Previous work established that knockout of tafazzin in C6 cells showed decreased cell proliferation in the absence of any changes in ATP content. To understand this phenomenon cellular senescence associated β-galactosidase in C6 and C6 TAZ cells was performed. C6 TAZ cells showed increased percentage of β-gal positive cells compared to C6 cells. Moreover, senescent associated secretory phenotype (SASP) represented by e.g. CXCL1, IL6, and IL1α was determined using RT-qPCR. Gene expression of these SASP factors was significantly upregulated in C6 TAZ cells.

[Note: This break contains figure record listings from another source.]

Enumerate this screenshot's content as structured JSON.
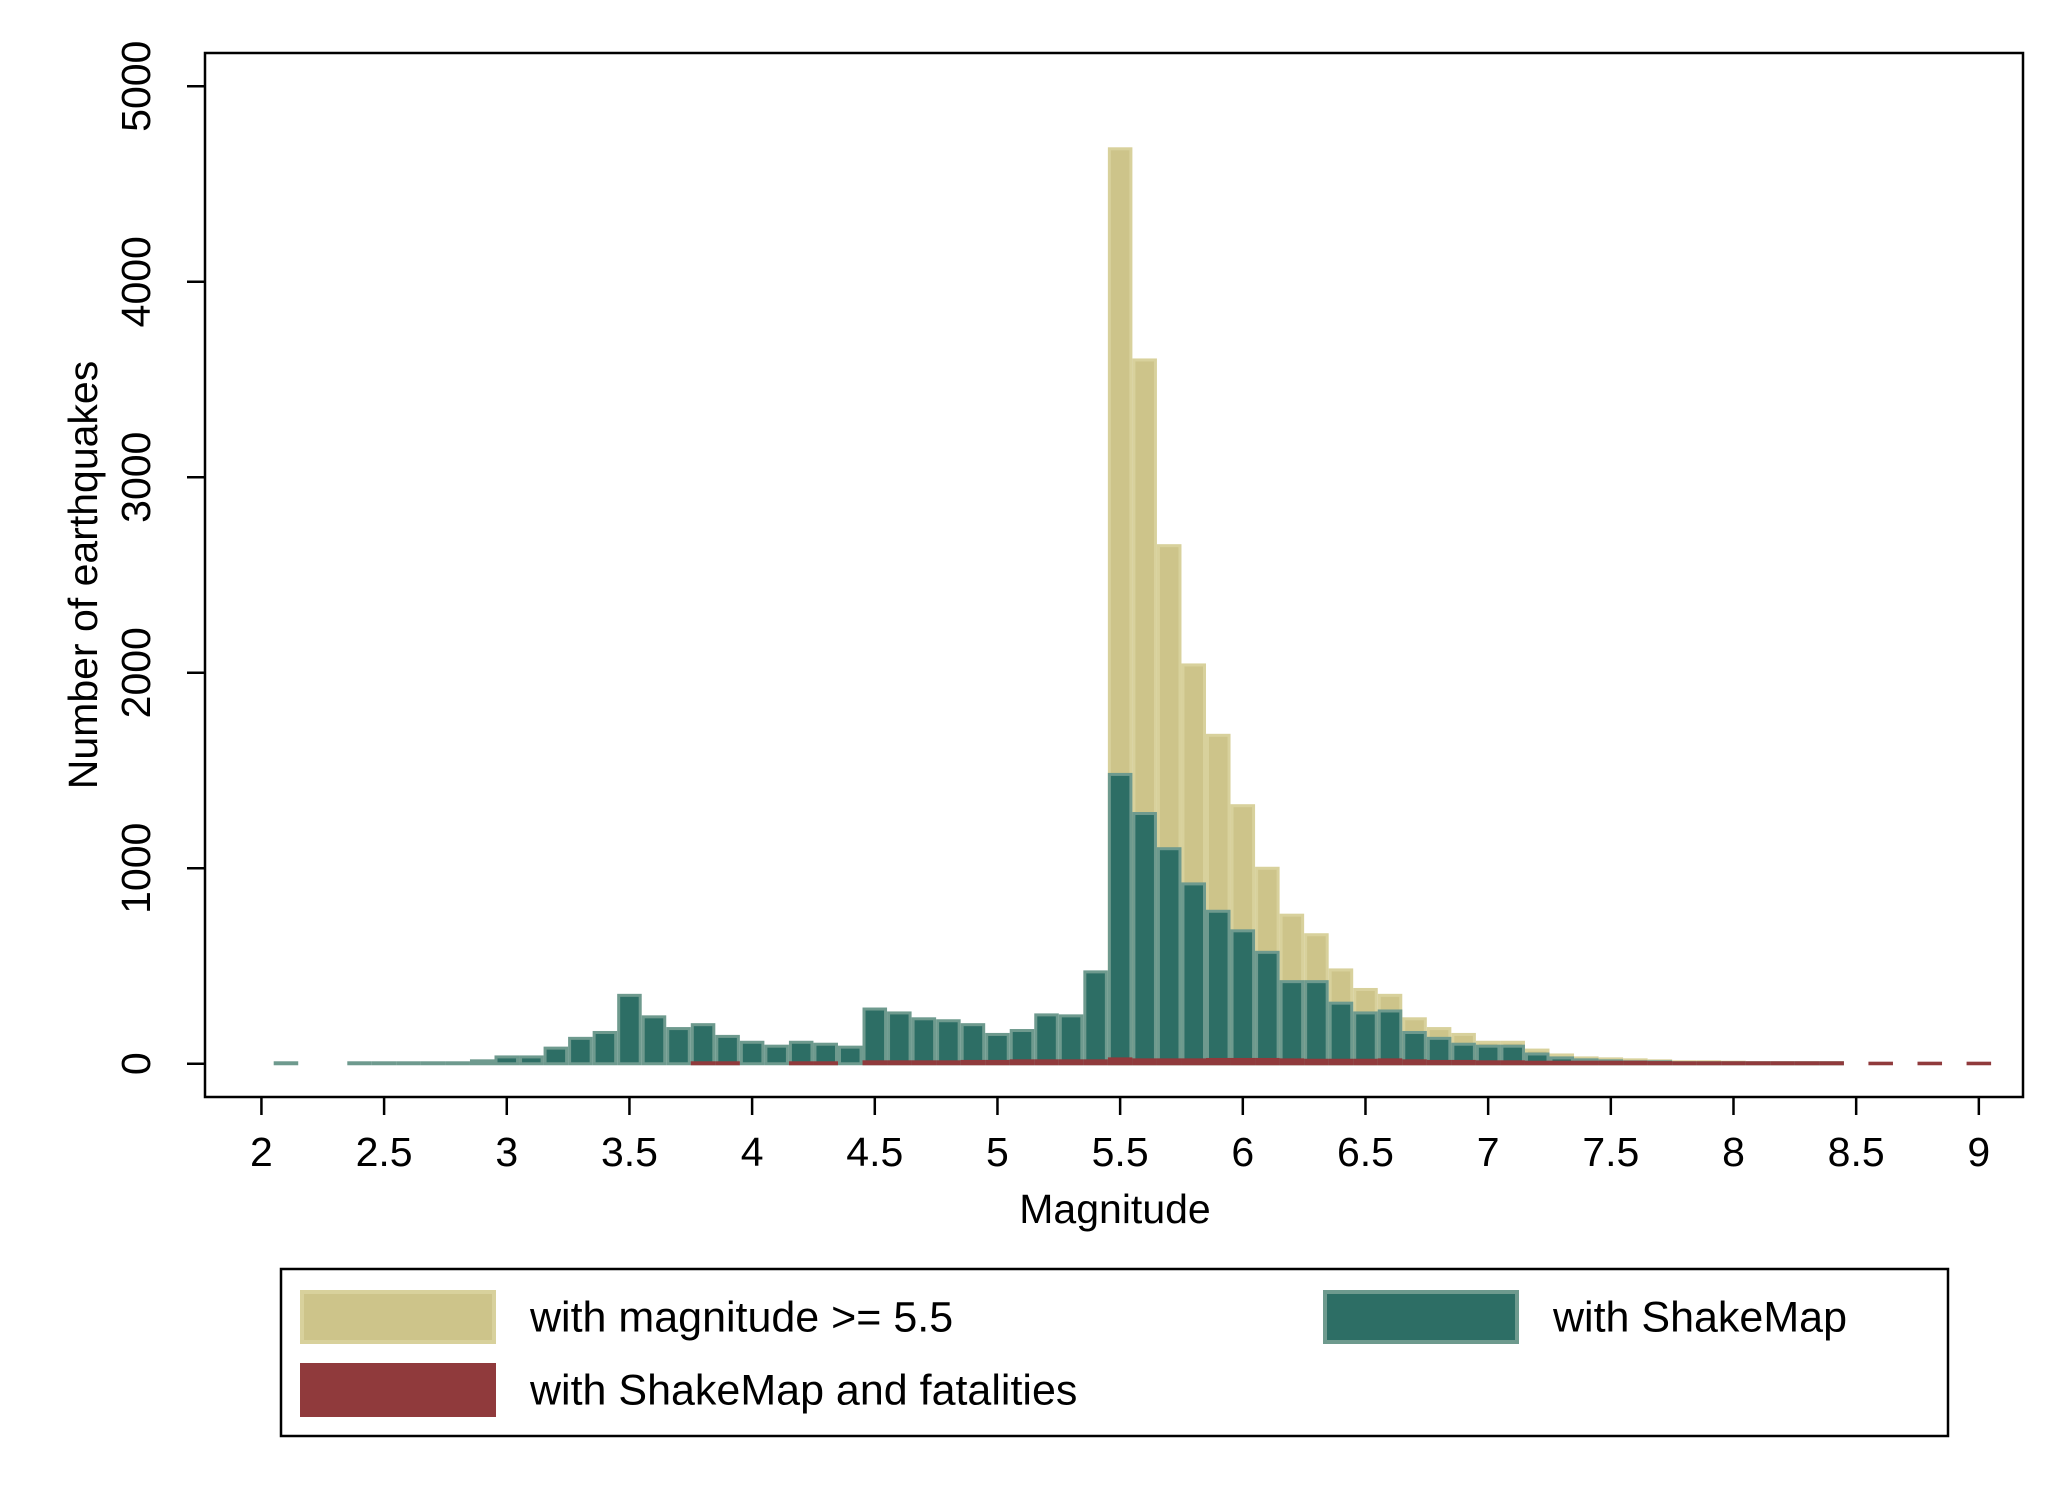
{
  "chart_data": {
    "type": "histogram",
    "xlabel": "Magnitude",
    "ylabel": "Number of earthquakes",
    "bins": [
      2.05,
      2.15,
      2.25,
      2.35,
      2.45,
      2.55,
      2.65,
      2.75,
      2.85,
      2.95,
      3.05,
      3.15,
      3.25,
      3.35,
      3.45,
      3.55,
      3.65,
      3.75,
      3.85,
      3.95,
      4.05,
      4.15,
      4.25,
      4.35,
      4.45,
      4.55,
      4.65,
      4.75,
      4.85,
      4.95,
      5.05,
      5.15,
      5.25,
      5.35,
      5.45,
      5.55,
      5.65,
      5.75,
      5.85,
      5.95,
      6.05,
      6.15,
      6.25,
      6.35,
      6.45,
      6.55,
      6.65,
      6.75,
      6.85,
      6.95,
      7.05,
      7.15,
      7.25,
      7.35,
      7.45,
      7.55,
      7.65,
      7.75,
      7.85,
      7.95,
      8.05,
      8.15,
      8.25,
      8.35,
      8.45,
      8.55,
      8.65,
      8.75,
      8.85,
      8.95,
      9.05
    ],
    "series": [
      {
        "name": "with magnitude >= 5.5",
        "color": "#cdc48a",
        "edge": "#d8d19c",
        "values": [
          0,
          0,
          0,
          0,
          0,
          0,
          0,
          0,
          0,
          0,
          0,
          0,
          0,
          0,
          0,
          0,
          0,
          0,
          0,
          0,
          0,
          0,
          0,
          0,
          0,
          0,
          0,
          0,
          0,
          0,
          0,
          0,
          0,
          0,
          4680,
          3600,
          2650,
          2040,
          1680,
          1320,
          1000,
          760,
          660,
          480,
          380,
          350,
          230,
          180,
          150,
          110,
          110,
          70,
          45,
          30,
          25,
          20,
          15,
          10,
          10,
          8,
          5,
          5,
          5,
          5,
          0,
          0,
          0,
          0,
          0,
          0
        ]
      },
      {
        "name": "with ShakeMap",
        "color": "#2d6e65",
        "edge": "#6e9a8e",
        "values": [
          5,
          0,
          0,
          5,
          5,
          5,
          5,
          5,
          15,
          35,
          35,
          80,
          130,
          160,
          350,
          240,
          180,
          200,
          140,
          110,
          90,
          110,
          100,
          85,
          280,
          260,
          230,
          220,
          200,
          150,
          170,
          250,
          245,
          470,
          1480,
          1280,
          1100,
          920,
          780,
          680,
          570,
          420,
          420,
          310,
          260,
          270,
          160,
          130,
          100,
          90,
          90,
          50,
          30,
          20,
          15,
          10,
          10,
          5,
          5,
          5,
          5,
          5,
          5,
          5,
          0,
          0,
          0,
          0,
          0,
          0
        ]
      },
      {
        "name": "with ShakeMap and fatalities",
        "color": "#903a3c",
        "edge": "#903a3c",
        "values": [
          0,
          0,
          0,
          0,
          0,
          0,
          0,
          0,
          0,
          0,
          0,
          0,
          0,
          0,
          0,
          0,
          0,
          5,
          5,
          0,
          0,
          5,
          5,
          0,
          10,
          10,
          10,
          10,
          12,
          12,
          15,
          15,
          15,
          15,
          25,
          20,
          20,
          20,
          22,
          22,
          22,
          20,
          18,
          18,
          18,
          20,
          15,
          12,
          12,
          10,
          10,
          8,
          8,
          8,
          8,
          8,
          6,
          5,
          5,
          5,
          5,
          5,
          5,
          5,
          0,
          3,
          0,
          3,
          0,
          3
        ]
      }
    ],
    "xlim": [
      1.77,
      9.18
    ],
    "ylim": [
      -170,
      5170
    ],
    "xticks": [
      2,
      2.5,
      3,
      3.5,
      4,
      4.5,
      5,
      5.5,
      6,
      6.5,
      7,
      7.5,
      8,
      8.5,
      9
    ],
    "yticks": [
      0,
      1000,
      2000,
      3000,
      4000,
      5000
    ],
    "legend": "bottom"
  }
}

Several human tafazzin isoforms exists due to alternate splicing. However, whether these isoforms differ in function and in CL remodelling activity or specificity, in particular, is unknown. The purpose of this work was to determine if specific isoforms, such as human isoform lacking exon 5 (Δ5), rat full length tafazzin (FL) and enzymatically dead full length tafazzin (H69L), can restore the wild type phenotype in terms of CL composition, cellular proliferation, and gene expression profile. Therefore, in the second part, it was demonstrated that expression of Δ5 to some extent and rat full length tafazzin can completely restore CL composition, in C6 TAZ cells which is naturally linked to the restoration of mitochondrial respiration. As expected, a comparable restoration of CL composition could not be seen after re-expressing an enzymatically dead full-length rat TAZ, (H69L; TAZ Mut). Furthermore, re-expression of the TAZ Mut largely failed to reverse the alterations in gene expression, in contrast re-expression of the TAZ FL and the Δ5 isoforms reversed gene expression to a larger extent. Moreover, only rat full length TAZ was able to reverse proliferation rate. Surprisingly, the expression of Δ5 in C6 TAZ cells did not promote proliferation of the wild type. Different effects of Δ5 and FL on CL composition and cell proliferation points to the specific and in part non-enzymatic functions of tafazzin isoforms, but this certainly requires further analysis.